生成AI(人工知能)によるビジネスの未来を議論する「NIKKEI生成AIコンソーシアム」(日本経済新聞社主催)は2025年2月6日、東京都内でシンポジウムを開いた。「進化する生成AI〜人間との共生、生産性の向上」をテーマに、最新のAI動向に加え、先行きが不透明になった国際ルール、企業によるユースケースなど多岐にわたって紹介した。
シンポジウムで恒例の登壇者である松尾豊・東京大学教授は基調講演で、中国発の低コストAI、ディープシークについて見解を述べた。さらに今後の動きとして、「AIエージェント」や人間並みの知能を持つ汎用人工知能(AGI)について解説した。
ディープシークに東大数学を解かせてみた
先日からディープシークという生成AIが話題だ。東京大学の数学試験の問題を解かせてみたが、2025年1月に公開された「ディープシークR1」は、7分間、長考した上で正解した。これは米オープンAIの「o1(オーワン)」に相当する賢さだとされている。
これがオープンAIの大規模言語モデル(LLM)よりも何百倍も少ない画像処理半導体(GPU)で作られた、ということで大きな話題になった。そのため、「もうGPUはそこまで必要ない」という話が出て、米エヌビディアの株価が大幅に下落する騒ぎにもなっている。
しかし、実際には違う。少数のGPUで学習されたのは、2024年12月に公開された「ディープシークv3」。こちらはオープンAIの「GPT-4o(フォーオー)」と同等の賢さだ。R1はv3を賢くするために強化学習をしたもので、そもそも強化学習にはあまりGPUは必要ない。R1が出た段階で話題になるのは少しおかしな話だ。
ディープシークv3は560万ドルで学習されたとされている。これはオープンAIと比べて数百分の1の少なさだ。ただ、LLMの学習では試行錯誤を繰り返す。チューニングしながら最終的な精度を出すために何回も何回も演算を繰り返すものだ。
ディープシークv3の学習が560万ドルだったという話は、最後の1回の学習コストだけを指したものだ。当然その前に何十回・何百回と試行錯誤しているはずで、最後の1回だけを取り出してコストを語るのはおかしい。

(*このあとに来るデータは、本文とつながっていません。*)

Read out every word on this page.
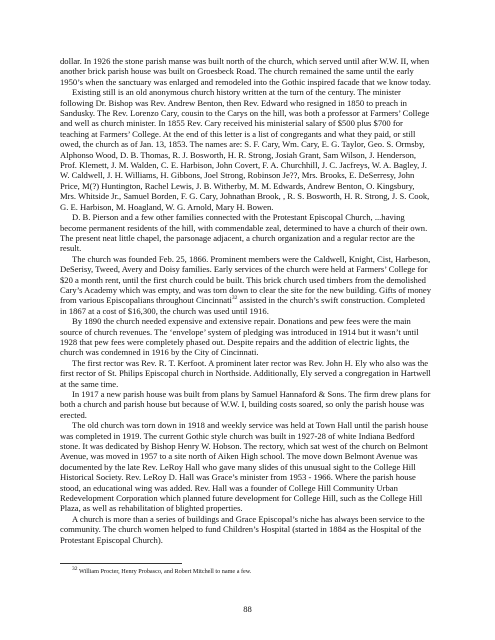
dollar. In 1926 the stone parish manse was built north of the church, which served until after W.W. II, when another brick parish house was built on Groesbeck Road. The church remained the same until the early 1950’s when the sanctuary was enlarged and remodeled into the Gothic inspired facade that we know today.

Existing still is an old anonymous church history written at the turn of the century. The minister following Dr. Bishop was Rev. Andrew Benton, then Rev. Edward who resigned in 1850 to preach in Sandusky. The Rev. Lorenzo Cary, cousin to the Carys on the hill, was both a professor at Farmers’ College and well as church minister. In 1855 Rev. Cary received his ministerial salary of $500 plus $700 for teaching at Farmers’ College. At the end of this letter is a list of congregants and what they paid, or still owed, the church as of Jan. 13, 1853. The names are: S. F. Cary, Wm. Cary, E. G. Taylor, Geo. S. Ormsby, Alphonso Wood, D. B. Thomas, R. J. Bosworth, H. R. Strong, Josiah Grant, Sam Wilson, J. Henderson, Prof. Klemett, J. M. Walden, C. E. Harbison, John Covert, F. A. Churchhill, J. C. Jacfreys, W. A. Bagley, J. W. Caldwell, J. H. Williams, H. Gibbons, Joel Strong, Robinson Je??, Mrs. Brooks, E. DeSerresy, John Price, M(?) Huntington, Rachel Lewis, J. B. Witherby, M. M. Edwards, Andrew Benton, O. Kingsbury, Mrs. Whitside Jr., Samuel Borden, F. G. Cary, Johnathan Brook, , R. S. Bosworth, H. R. Strong, J. S. Cook, G. E. Harbison, M. Hoagland, W. G. Arnold, Mary H. Bowen.

D. B. Pierson and a few other families connected with the Protestant Episcopal Church, ...having become permanent residents of the hill, with commendable zeal, determined to have a church of their own. The present neat little chapel, the parsonage adjacent, a church organization and a regular rector are the result.

The church was founded Feb. 25, 1866. Prominent members were the Caldwell, Knight, Cist, Harbeson, DeSerisy, Tweed, Avery and Doisy families. Early services of the church were held at Farmers’ College for $20 a month rent, until the first church could be built. This brick church used timbers from the demolished Cary’s Academy which was empty, and was torn down to clear the site for the new building. Gifts of money from various Episcopalians throughout Cincinnati$^{32}$ assisted in the church’s swift construction. Completed in 1867 at a cost of $16,300, the church was used until 1916.

By 1890 the church needed expensive and extensive repair. Donations and pew fees were the main source of church revenues. The ‘envelope’ system of pledging was introduced in 1914 but it wasn’t until 1928 that pew fees were completely phased out. Despite repairs and the addition of electric lights, the church was condemned in 1916 by the City of Cincinnati.

The first rector was Rev. R. T. Kerfoot. A prominent later rector was Rev. John H. Ely who also was the first rector of St. Philips Episcopal church in Northside. Additionally, Ely served a congregation in Hartwell at the same time.

In 1917 a new parish house was built from plans by Samuel Hannaford & Sons. The firm drew plans for both a church and parish house but because of W.W. I, building costs soared, so only the parish house was erected.

The old church was torn down in 1918 and weekly service was held at Town Hall until the parish house was completed in 1919. The current Gothic style church was built in 1927-28 of white Indiana Bedford stone. It was dedicated by Bishop Henry W. Hobson. The rectory, which sat west of the church on Belmont Avenue, was moved in 1957 to a site north of Aiken High school. The move down Belmont Avenue was documented by the late Rev. LeRoy Hall who gave many slides of this unusual sight to the College Hill Historical Society. Rev. LeRoy D. Hall was Grace’s minister from 1953 - 1966. Where the parish house stood, an educational wing was added. Rev. Hall was a founder of College Hill Community Urban Redevelopment Corporation which planned future development for College Hill, such as the College Hill Plaza, as well as rehabilitation of blighted properties.

A church is more than a series of buildings and Grace Episcopal’s niche has always been service to the community. The church women helped to fund Children’s Hospital (started in 1884 as the Hospital of the Protestant Episcopal Church).

$^{32}$ William Procter, Henry Probasco, and Robert Mitchell to name a few.
88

ただ、ディープシークに悪意があったわけではないだろう。論文上はそういう書き方をすることもある。だが、そこだけ取り出して「GPUはもう不要」というのは短絡的だ。中国が絡むと急に政治問題化する部分がある。大規模な投資の是非も絡み、不正確な論説につながりやすい状況だ。
人間を超える知性を持つ「AGI」に向けて進む社会
AIが今後どう進んでいくかについて解説したい。
まずは「AIエージェント」。米アンソロピックが2024年10月、オープンAIが2025年1月にサービスを発表して話題になった。コンピューターの操作をAIが代わって行う。命令すると「キャンプ用品をネット検索し、カートに入れる」ところまで自動で行う。コンピューターをより簡単に少ない操作で使えるようになる可能性が高い。

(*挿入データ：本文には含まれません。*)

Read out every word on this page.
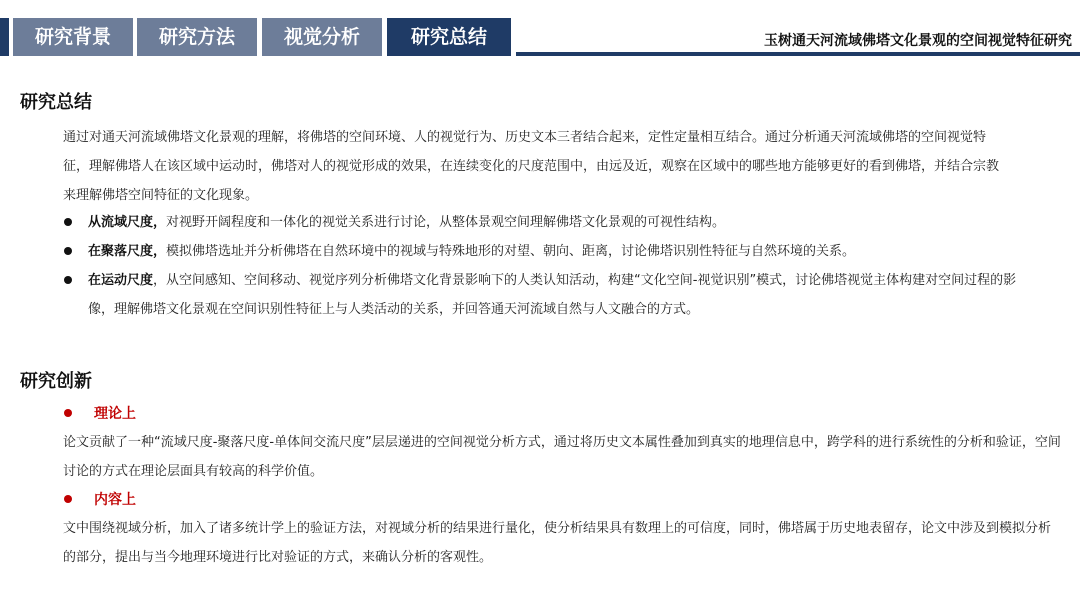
研究背景	研究方法	视觉分析	研究总结	玉树通天河流域佛塔文化景观的空间视觉特征研究
研究总结

通过对通天河流域佛塔文化景观的理解，将佛塔的空间环境、人的视觉行为、历史文本三者结合起来，定性定量相互结合。通过分析通天河流域佛塔的空间视觉特征，理解佛塔人在该区域中运动时，佛塔对人的视觉形成的效果，在连续变化的尺度范围中，由远及近，观察在区域中的哪些地方能够更好的看到佛塔，并结合宗教来理解佛塔空间特征的文化现象。

从流域尺度，对视野开阔程度和一体化的视觉关系进行讨论，从整体景观空间理解佛塔文化景观的可视性结构。

在聚落尺度，模拟佛塔选址并分析佛塔在自然环境中的视域与特殊地形的对望、朝向、距离，讨论佛塔识别性特征与自然环境的关系。

在运动尺度，从空间感知、空间移动、视觉序列分析佛塔文化背景影响下的人类认知活动，构建“文化空间-视觉识别”模式，讨论佛塔视觉主体构建对空间过程的影像，理解佛塔文化景观在空间识别性特征上与人类活动的关系，并回答通天河流域自然与人文融合的方式。

研究创新
理论上

论文贡献了一种“流域尺度-聚落尺度-单体间交流尺度”层层递进的空间视觉分析方式，通过将历史文本属性叠加到真实的地理信息中，跨学科的进行系统性的分析和验证，空间讨论的方式在理论层面具有较高的科学价值。

内容上

文中围绕视域分析，加入了诸多统计学上的验证方法，对视域分析的结果进行量化，使分析结果具有数理上的可信度，同时，佛塔属于历史地表留存，论文中涉及到模拟分析的部分，提出与当今地理环境进行比对验证的方式，来确认分析的客观性。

フィジカルに動作するAIロボットの開発も進んでいる。米フィジカル・インテリジェンスの汎用ロボットプラットフォーム「π0(パイゼロ)」は、乾燥機から洗濯物を箱に入れ、机を運んでいき、机の上に広げてから畳むまでのデモを実施した。
エヌビディアは「世界基盤モデル」と呼ぶ「Cosmos(コスモス)」を公開した。物理シミュレーションを使わず、生成AIで現実の現象を再現し、映像を生成していく。
AIの進化は人間を超える知性を持つAGIの開発につながる。AGIの定義は企業によってもまちまちで、いつできるかも明確でない。10年以内には実現するという声もある。そして、AGIを持っているかどうかが今後の競争力を左右する、いう意見もある。
まだ技術的課題は多いが、潜在的な市場が大きいことは間違いない。しっかりと競争力をつけていくことが、日本全体にとっては重要だ。